Un registro más simple para nuevos operadores
Uno de los puntos clave de esta reforma es la creación de un nuevo Registro Nacional del Transporte de Pasajeros. Este registro será completamente digital, lo que simplificará el proceso de inscripción y seguimiento de las empresas de transporte. Las empresas ya registradas no necesitarán reinscribirse, mientras que las nuevas podrán obtener la habilitación para operar apenas cinco días después de completar el registro.
Además, será obligatorio para todas las empresas y transportistas informar sus servicios en este nuevo sistema. En el registro, deberán detallar la capacidad de sus vehículos, cantidad de asientos, seguros contratados, nómina de conductores y frecuencia de los servicios. También deberán especificar los destinos y paradas intermedias que realizarán, de forma que los pasajeros cuenten con una mayor transparencia sobre las opciones de transporte disponibles.

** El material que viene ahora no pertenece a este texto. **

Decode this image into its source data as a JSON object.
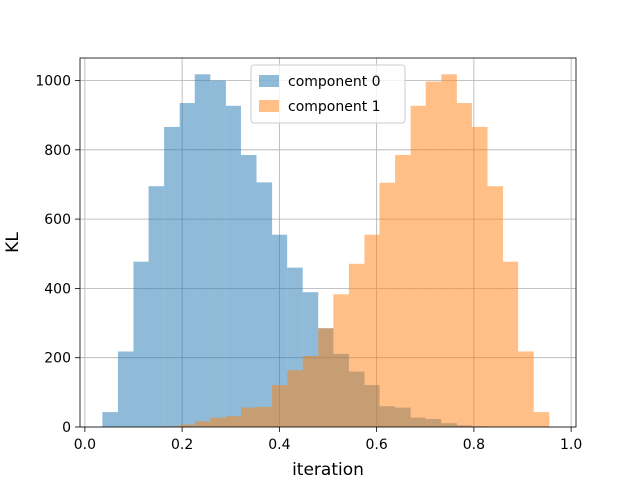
{
  "chart_data": {
    "type": "bar",
    "subtype": "overlapping histogram",
    "title": "",
    "xlabel": "iteration",
    "ylabel": "KL",
    "xlim": [
      -0.01,
      1.01
    ],
    "ylim": [
      0,
      1065
    ],
    "xticks": [
      "0.0",
      "0.2",
      "0.4",
      "0.6",
      "0.8",
      "1.0"
    ],
    "yticks": [
      "0",
      "200",
      "400",
      "600",
      "800",
      "1000"
    ],
    "grid": true,
    "legend_position": "top-center",
    "bar_opacity": 0.5,
    "series": [
      {
        "name": "component 0",
        "color": "#1f77b4",
        "bins": [
          [
            0.036,
            0.068,
            43
          ],
          [
            0.068,
            0.1,
            218
          ],
          [
            0.1,
            0.131,
            477
          ],
          [
            0.131,
            0.163,
            695
          ],
          [
            0.163,
            0.195,
            866
          ],
          [
            0.195,
            0.226,
            935
          ],
          [
            0.226,
            0.258,
            1018
          ],
          [
            0.258,
            0.29,
            1000
          ],
          [
            0.29,
            0.321,
            927
          ],
          [
            0.321,
            0.353,
            785
          ],
          [
            0.353,
            0.385,
            706
          ],
          [
            0.385,
            0.416,
            555
          ],
          [
            0.416,
            0.448,
            460
          ],
          [
            0.448,
            0.48,
            389
          ],
          [
            0.48,
            0.511,
            285
          ],
          [
            0.511,
            0.543,
            211
          ],
          [
            0.543,
            0.575,
            160
          ],
          [
            0.575,
            0.606,
            121
          ],
          [
            0.606,
            0.638,
            60
          ],
          [
            0.638,
            0.67,
            56
          ],
          [
            0.67,
            0.701,
            27
          ],
          [
            0.701,
            0.733,
            23
          ],
          [
            0.733,
            0.765,
            11
          ],
          [
            0.765,
            0.796,
            5
          ],
          [
            0.796,
            0.828,
            2
          ]
        ]
      },
      {
        "name": "component 1",
        "color": "#ff7f0e",
        "bins": [
          [
            0.163,
            0.195,
            2
          ],
          [
            0.195,
            0.226,
            7
          ],
          [
            0.226,
            0.258,
            16
          ],
          [
            0.258,
            0.29,
            27
          ],
          [
            0.29,
            0.321,
            31
          ],
          [
            0.321,
            0.353,
            56
          ],
          [
            0.353,
            0.385,
            58
          ],
          [
            0.385,
            0.416,
            121
          ],
          [
            0.416,
            0.448,
            164
          ],
          [
            0.448,
            0.48,
            205
          ],
          [
            0.48,
            0.511,
            285
          ],
          [
            0.511,
            0.543,
            383
          ],
          [
            0.543,
            0.575,
            471
          ],
          [
            0.575,
            0.606,
            555
          ],
          [
            0.606,
            0.638,
            705
          ],
          [
            0.638,
            0.67,
            785
          ],
          [
            0.67,
            0.701,
            927
          ],
          [
            0.701,
            0.733,
            997
          ],
          [
            0.733,
            0.765,
            1018
          ],
          [
            0.765,
            0.796,
            935
          ],
          [
            0.796,
            0.828,
            866
          ],
          [
            0.828,
            0.86,
            695
          ],
          [
            0.86,
            0.891,
            477
          ],
          [
            0.891,
            0.923,
            218
          ],
          [
            0.923,
            0.955,
            43
          ]
        ]
      }
    ]
  }
}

Más flexibilidad para las empresas y más competencia
Con este nuevo marco, las empresas tendrán la libertad de establecer sus propios recorridos, horarios y precios. Esto representa un cambio significativo, ya que anteriormente estaban sujetas a regulaciones mucho más rígidas. Ahora podrán adaptar sus servicios de acuerdo a la demanda del mercado, lo que se espera que fomente una mayor competencia en precios y una mejor oferta para los usuarios.
Las paradas de los servicios, sin embargo, deberán contar con la aprobación de las autoridades locales correspondientes, lo que garantiza que las rutas respeten las normas de cada jurisdicción.
Desburocratización del transporte
El cambio también incluye la eliminación de clasificaciones previas que segmentaban los servicios en públicos, de tráfico libre, ejecutivos o turísticos. Con la nueva normativa, cualquier empresa habilitada podrá operar cualquier tramo, lo que agiliza el sistema y permite una mayor fluidez en el mercado de transporte terrestre de pasajeros.
Otro aspecto importante es la eliminación del plazo fijo de 10 años que regía sobre los permisos de explotación del servicio. Ahora, los permisos no tendrán una fecha de vencimiento, brindando a las empresas mayor estabilidad para planificar sus operaciones a largo plazo.
Inicio de actividades más rápido
En términos de trámites, uno de los avances más notables es que las nuevas empresas o transportistas podrán comenzar a operar a los cinco días hábiles de haberse registrado, lo que acelera significativamente el proceso de ingreso al mercado. Anteriormente, los tiempos eran más prolongados, y los permisos para cada tramo debían gestionarse por separado.
La seguridad sigue siendo prioridad
A pesar de los cambios que permiten una mayor flexibilidad, el Gobierno ha asegurado que no se reducirá ningún estándar de seguridad. Los exámenes psicofísicos y las capacitaciones de los choferes continuarán siendo obligatorios, pero ahora serán gestionados por las autoridades locales, con autorización de la Agencia Nacional de Seguridad Vial.
Este enfoque permite que las medidas de seguridad se mantengan vigentes, mientras que se descentralizan y se adaptan a las particularidades de cada región.
Conclusión: qué ganan los usuarios y las empresas
Este nuevo esquema promete una mayor competencia en el mercado, lo que debería traducirse en mejores precios y más opciones de transporte para los pasajeros. A su vez, las empresas tendrán más libertad para adaptar sus servicios, lo que fomentará la innovación y la mejora en la calidad del servicio.
Para el usuario, esto significa una mayor oferta de recorridos y horarios, así como la posibilidad de elegir entre más alternativas de precio. Para las empresas, se abren nuevas oportunidades de negocio en un marco más ágil y menos burocrático.
En definitiva, esta desregulación busca modernizar el transporte de media y larga distancia en Argentina, haciendo el sistema más eficiente, competitivo y alineado con las necesidades actuales del mercado y de los pasajeros.